COVID-19: Does your child have antibodies?
As many parents know, our school is taking part in the COVID-19 Schools Infection Survey 2 (SIS2). This is a national study that aims to help government experts better understand how many school age pupils have developed antibodies against coronavirus. Results are shared with parents, so they will know whether their child has antibodies against the virus.
The next round of SIS testing at Fielding starts on 19 & 20 January. This involves a simple, saliva swab test. To sign up, follow this link and enter this number 101897.
FAQs from the government's Office of National Statistics are below.
Why are we doing this study?
We want to find out how many school pupils have developed antibodies against the virus and how this may change over the course of the year.
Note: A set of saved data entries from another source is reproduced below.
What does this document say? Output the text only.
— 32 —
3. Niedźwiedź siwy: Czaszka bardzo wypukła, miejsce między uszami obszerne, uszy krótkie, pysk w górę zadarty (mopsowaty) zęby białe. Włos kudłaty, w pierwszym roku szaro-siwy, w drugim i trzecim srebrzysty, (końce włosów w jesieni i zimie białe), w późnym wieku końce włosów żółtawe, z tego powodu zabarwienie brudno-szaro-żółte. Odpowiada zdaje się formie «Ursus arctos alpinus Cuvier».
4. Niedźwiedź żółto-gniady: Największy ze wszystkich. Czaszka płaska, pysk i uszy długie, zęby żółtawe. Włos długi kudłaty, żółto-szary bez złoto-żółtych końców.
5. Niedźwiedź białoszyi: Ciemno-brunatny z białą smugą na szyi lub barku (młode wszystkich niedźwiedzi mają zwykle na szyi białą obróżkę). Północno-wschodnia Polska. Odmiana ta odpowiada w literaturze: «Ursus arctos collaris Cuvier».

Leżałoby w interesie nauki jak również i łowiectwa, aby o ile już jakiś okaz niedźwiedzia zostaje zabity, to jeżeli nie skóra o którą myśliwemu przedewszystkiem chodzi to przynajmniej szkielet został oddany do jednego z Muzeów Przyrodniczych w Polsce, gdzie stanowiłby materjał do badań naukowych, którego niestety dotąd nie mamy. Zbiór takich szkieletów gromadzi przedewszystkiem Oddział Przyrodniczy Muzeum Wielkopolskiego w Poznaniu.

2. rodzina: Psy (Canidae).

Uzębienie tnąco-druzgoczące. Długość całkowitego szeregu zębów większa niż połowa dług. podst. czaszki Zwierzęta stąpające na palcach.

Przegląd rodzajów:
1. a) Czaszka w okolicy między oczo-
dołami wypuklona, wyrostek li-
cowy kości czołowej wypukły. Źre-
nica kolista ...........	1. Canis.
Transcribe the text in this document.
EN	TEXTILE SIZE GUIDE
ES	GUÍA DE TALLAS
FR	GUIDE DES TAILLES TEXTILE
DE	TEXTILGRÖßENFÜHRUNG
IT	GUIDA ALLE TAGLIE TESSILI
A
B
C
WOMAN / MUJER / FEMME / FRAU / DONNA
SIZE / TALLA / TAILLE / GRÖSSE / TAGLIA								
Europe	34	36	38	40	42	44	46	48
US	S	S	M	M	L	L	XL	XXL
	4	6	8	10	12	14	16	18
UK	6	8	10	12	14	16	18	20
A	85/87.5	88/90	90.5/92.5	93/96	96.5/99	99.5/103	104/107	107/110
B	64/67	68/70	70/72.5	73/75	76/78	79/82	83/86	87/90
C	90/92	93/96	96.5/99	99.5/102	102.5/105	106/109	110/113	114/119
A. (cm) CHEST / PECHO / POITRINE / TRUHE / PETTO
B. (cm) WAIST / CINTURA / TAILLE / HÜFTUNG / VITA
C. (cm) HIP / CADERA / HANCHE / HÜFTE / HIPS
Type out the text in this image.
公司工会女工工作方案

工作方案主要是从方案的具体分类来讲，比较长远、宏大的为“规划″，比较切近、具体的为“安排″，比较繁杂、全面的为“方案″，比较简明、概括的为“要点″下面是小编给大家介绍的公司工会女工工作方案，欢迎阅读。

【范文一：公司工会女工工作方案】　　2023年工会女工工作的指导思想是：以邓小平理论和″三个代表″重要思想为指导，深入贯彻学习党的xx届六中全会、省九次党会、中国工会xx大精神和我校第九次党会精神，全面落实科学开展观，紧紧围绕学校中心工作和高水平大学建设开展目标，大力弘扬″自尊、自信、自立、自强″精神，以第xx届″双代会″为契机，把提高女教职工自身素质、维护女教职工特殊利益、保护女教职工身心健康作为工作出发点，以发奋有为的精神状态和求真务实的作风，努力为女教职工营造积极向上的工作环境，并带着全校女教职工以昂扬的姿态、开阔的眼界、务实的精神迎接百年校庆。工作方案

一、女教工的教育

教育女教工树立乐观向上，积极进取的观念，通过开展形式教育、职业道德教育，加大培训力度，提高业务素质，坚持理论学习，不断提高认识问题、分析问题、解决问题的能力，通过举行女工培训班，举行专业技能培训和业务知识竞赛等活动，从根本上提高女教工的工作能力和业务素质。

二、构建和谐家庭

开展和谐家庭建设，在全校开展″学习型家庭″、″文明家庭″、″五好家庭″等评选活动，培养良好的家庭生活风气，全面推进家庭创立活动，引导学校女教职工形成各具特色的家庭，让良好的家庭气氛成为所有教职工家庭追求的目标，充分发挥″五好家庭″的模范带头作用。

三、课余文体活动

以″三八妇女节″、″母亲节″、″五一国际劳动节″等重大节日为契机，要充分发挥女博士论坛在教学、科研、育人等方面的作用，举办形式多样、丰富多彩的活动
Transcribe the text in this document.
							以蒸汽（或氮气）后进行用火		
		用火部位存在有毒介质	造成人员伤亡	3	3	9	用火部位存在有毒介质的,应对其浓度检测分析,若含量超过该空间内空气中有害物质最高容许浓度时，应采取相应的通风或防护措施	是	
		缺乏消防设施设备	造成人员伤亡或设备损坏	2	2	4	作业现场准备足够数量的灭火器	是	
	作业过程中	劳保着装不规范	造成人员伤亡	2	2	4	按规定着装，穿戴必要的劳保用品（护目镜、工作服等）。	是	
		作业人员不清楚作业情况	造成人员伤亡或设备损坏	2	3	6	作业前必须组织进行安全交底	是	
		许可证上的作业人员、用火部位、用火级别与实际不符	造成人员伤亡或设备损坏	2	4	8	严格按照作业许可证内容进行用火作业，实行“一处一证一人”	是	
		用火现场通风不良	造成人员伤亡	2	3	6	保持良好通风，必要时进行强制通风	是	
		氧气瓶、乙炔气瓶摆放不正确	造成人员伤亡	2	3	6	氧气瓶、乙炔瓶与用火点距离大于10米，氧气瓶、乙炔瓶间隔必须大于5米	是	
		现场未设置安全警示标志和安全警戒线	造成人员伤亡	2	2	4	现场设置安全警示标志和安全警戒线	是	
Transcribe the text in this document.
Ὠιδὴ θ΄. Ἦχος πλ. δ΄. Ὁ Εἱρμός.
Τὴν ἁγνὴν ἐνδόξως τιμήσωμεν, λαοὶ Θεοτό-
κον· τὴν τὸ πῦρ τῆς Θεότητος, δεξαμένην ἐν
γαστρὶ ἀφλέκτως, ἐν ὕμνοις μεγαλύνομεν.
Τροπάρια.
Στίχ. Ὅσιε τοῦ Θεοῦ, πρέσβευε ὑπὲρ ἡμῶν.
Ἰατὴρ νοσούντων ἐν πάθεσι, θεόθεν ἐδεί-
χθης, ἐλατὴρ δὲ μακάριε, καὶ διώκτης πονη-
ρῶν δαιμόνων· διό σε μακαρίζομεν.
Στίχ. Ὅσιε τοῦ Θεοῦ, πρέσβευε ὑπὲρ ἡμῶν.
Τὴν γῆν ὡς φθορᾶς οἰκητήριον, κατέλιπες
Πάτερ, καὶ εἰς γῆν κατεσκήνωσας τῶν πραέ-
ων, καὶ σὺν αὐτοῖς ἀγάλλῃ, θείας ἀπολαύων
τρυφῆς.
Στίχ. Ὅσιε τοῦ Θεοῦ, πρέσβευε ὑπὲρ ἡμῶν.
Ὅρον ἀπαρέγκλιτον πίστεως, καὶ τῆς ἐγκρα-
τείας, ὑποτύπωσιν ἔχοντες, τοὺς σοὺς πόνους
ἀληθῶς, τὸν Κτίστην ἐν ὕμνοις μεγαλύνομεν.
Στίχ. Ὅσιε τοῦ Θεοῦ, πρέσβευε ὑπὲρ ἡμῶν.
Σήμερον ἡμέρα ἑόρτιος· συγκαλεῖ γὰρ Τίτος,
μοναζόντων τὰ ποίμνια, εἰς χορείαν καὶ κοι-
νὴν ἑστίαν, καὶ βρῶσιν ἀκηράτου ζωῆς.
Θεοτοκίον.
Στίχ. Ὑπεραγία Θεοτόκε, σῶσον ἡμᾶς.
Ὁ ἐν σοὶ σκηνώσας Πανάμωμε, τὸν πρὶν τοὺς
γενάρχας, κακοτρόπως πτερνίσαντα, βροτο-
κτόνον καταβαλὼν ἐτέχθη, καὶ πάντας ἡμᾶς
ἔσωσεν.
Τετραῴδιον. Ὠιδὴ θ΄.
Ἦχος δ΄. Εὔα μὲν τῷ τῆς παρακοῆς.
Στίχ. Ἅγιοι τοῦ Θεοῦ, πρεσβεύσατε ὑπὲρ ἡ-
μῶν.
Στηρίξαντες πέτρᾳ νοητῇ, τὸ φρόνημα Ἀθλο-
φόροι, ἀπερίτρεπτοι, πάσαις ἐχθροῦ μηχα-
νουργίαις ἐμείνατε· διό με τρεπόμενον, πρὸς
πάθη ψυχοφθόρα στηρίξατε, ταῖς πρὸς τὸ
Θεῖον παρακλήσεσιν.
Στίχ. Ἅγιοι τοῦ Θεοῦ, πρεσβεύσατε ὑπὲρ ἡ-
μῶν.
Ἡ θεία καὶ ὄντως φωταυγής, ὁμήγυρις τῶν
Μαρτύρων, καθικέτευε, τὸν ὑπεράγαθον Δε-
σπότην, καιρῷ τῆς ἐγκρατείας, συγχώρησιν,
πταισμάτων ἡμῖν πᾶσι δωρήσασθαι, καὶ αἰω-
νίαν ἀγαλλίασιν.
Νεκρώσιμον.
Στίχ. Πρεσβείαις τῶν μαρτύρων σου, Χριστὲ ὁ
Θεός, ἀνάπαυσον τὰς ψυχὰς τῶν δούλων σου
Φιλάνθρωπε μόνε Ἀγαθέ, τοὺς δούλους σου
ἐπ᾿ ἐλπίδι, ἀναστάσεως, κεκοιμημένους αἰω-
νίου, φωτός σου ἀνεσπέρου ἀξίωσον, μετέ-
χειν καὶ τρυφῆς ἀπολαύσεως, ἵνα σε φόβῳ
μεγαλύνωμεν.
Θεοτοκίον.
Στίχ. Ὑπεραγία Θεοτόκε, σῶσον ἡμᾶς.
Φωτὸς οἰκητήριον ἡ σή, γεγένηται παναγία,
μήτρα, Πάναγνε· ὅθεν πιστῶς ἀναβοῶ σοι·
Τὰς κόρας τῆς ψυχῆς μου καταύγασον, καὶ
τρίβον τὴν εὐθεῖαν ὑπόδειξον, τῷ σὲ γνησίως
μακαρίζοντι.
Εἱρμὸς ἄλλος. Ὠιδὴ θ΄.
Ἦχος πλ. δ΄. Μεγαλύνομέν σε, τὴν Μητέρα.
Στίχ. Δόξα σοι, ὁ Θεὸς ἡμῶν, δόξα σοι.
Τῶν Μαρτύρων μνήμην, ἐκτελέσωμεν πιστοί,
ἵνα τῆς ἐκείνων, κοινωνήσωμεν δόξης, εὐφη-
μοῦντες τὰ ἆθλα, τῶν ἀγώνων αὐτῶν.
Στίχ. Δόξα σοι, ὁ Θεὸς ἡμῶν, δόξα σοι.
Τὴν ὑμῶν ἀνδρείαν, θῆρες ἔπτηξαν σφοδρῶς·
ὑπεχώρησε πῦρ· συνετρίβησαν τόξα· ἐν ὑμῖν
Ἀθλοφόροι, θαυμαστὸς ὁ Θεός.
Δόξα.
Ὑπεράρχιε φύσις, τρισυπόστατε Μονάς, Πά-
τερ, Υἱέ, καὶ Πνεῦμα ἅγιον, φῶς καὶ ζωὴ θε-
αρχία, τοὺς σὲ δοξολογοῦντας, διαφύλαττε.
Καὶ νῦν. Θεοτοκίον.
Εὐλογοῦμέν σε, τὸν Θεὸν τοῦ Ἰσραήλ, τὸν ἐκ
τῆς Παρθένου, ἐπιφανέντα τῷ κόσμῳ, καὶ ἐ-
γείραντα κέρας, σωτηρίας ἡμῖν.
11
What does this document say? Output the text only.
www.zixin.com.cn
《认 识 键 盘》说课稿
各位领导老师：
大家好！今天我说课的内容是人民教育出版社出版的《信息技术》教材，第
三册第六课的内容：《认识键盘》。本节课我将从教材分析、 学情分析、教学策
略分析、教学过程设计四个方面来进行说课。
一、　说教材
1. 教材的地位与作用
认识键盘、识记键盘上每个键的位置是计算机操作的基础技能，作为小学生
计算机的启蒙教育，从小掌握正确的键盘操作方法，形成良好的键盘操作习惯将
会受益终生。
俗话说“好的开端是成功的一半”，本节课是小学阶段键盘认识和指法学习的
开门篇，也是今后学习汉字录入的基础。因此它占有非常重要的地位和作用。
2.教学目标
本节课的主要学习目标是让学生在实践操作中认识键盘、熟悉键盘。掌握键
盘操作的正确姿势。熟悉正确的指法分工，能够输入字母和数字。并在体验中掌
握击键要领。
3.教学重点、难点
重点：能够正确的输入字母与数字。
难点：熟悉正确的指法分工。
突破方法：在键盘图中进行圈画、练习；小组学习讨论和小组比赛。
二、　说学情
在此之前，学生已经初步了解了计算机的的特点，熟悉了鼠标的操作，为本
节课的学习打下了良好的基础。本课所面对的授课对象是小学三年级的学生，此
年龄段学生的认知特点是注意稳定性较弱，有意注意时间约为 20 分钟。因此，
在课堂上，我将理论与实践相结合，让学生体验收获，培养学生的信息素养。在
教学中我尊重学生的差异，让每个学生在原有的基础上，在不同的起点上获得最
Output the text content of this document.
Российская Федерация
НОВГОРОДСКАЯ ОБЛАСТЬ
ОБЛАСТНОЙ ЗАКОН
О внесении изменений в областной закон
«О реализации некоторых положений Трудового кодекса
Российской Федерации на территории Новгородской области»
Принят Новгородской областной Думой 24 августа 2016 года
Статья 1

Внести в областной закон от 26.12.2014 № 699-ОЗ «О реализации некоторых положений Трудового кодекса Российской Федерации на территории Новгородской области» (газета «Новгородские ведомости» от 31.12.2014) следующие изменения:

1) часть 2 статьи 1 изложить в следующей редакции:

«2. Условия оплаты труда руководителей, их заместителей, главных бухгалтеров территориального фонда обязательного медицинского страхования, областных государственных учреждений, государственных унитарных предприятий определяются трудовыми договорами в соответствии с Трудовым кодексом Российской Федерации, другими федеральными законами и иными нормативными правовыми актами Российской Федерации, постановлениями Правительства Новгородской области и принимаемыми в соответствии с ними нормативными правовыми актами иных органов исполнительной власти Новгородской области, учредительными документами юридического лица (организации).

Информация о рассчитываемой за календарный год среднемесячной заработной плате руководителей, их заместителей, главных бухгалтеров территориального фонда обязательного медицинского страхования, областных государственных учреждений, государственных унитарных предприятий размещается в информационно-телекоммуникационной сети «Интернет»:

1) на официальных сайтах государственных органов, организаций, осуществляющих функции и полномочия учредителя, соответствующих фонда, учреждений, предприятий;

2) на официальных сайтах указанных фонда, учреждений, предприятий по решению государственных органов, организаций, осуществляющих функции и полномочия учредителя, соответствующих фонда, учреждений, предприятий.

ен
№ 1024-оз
The information we collect will help inform policies to protect school pupils and staff. The study is being conducted by the Office for National Statistics, in partnership with the London School of Hygiene and Tropical Medicine, working with the Department for Education and is funded by the UK Health Security Agency.
What does the study involve?
The study involves antibody testing and completing a questionnaire alongside testing. If you would like your child to take part, we would like you to complete a consent form and a short questionnaire about each of your children that you enrol. Once this is completed, your child will be a participant of the study. Unfortunately, we are not able to offer testing to children in pre-school/nursery years, so if you have multiple children in a school, please only register those who are in Reception or above.
Will you tell me my child’s results?
Yes, everyone will receive their results. The oral fluid (saliva) sample will be tested for antibodies against the virus. We will report the saliva antibody test results to you as soon as we can, but this may take a few months. The results will tell you if your child has antibodies against the virus, and may be able to distinguish whether these are natural antibodies (your child has been exposed to the virus previously) or whether they are antibodies obtained through vaccination. It is currently unclear how much protection this gives a person.